(Duisburg, 17. Juni 2011) Der UN-Menschenrechtsrat hat heute einstimmig dem Entwurf für einen neuen Vertrag für Kinder zugestimmt. Bisher konnten sich Kinder auf internationaler Ebene nicht beschweren, wenn ihre Rechte verletzt wurden - jetzt dürfen sie es.
„Das ist ein großer Tag für Kinder und ihre Rechte", sagte Dr. Jürgen Thiesbonenkamp, Direktor der Kindernothilfe. „Wir setzen uns seit mehr als zehn Jahren dafür ein, dass auch Kindern auf internationaler Ebene Anklage erheben können."
Jetzt haben Kinder die Chance, sich ganz oben zu beschweren!
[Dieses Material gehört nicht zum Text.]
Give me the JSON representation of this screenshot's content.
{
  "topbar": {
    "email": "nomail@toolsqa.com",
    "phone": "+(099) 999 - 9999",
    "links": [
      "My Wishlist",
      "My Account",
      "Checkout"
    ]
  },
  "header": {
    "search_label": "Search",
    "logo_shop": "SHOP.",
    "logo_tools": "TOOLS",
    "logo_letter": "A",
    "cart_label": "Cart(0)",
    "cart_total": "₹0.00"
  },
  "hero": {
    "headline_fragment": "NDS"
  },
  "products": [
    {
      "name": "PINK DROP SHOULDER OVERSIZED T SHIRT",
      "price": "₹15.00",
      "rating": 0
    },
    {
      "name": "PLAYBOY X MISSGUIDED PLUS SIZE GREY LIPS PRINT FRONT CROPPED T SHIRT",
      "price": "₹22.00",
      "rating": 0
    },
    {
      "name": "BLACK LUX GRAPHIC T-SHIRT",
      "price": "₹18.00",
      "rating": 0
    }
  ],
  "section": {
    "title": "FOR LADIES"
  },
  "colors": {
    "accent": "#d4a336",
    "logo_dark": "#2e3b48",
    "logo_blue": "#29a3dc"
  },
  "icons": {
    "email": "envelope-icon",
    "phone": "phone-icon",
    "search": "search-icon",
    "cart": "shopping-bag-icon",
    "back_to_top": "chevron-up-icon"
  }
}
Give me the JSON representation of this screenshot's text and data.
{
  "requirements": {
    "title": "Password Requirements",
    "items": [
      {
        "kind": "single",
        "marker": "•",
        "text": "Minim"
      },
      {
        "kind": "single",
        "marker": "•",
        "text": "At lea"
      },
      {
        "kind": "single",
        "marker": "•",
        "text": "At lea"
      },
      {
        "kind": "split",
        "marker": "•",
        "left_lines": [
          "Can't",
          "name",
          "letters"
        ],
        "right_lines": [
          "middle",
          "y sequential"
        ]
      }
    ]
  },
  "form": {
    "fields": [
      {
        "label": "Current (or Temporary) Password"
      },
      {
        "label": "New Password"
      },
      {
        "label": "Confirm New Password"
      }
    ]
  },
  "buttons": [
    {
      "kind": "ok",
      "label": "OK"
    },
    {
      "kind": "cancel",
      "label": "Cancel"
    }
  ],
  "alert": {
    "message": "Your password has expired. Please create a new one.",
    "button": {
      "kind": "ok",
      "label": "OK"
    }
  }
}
Wenn Kinder in ihrem eigenen Land kein Recht bekommen oder wenn Gerichtsverfahren unverhältnismäßig in die Länge gezogen werden, hatten sie bisher keine Chance, einen anderen Weg einzuschlagen. „Wir hoffen, dass der neue Vertrag von der UN-Generalversammlung im Dezember verabschiedet wird und dass die Länder ihn schnell umsetzen, damit Kinder und ihre Vertreter bald von der Beschwerdemöglichkeit Gebrauch machen können." Bei schwerwiegenden Kinderrechtsverletzungen, und wenn es immer wieder die gleichen Verletzungen gibt, kann außerdem ein UN-Gremium direkt Untersuchungen in dem Land anstellen.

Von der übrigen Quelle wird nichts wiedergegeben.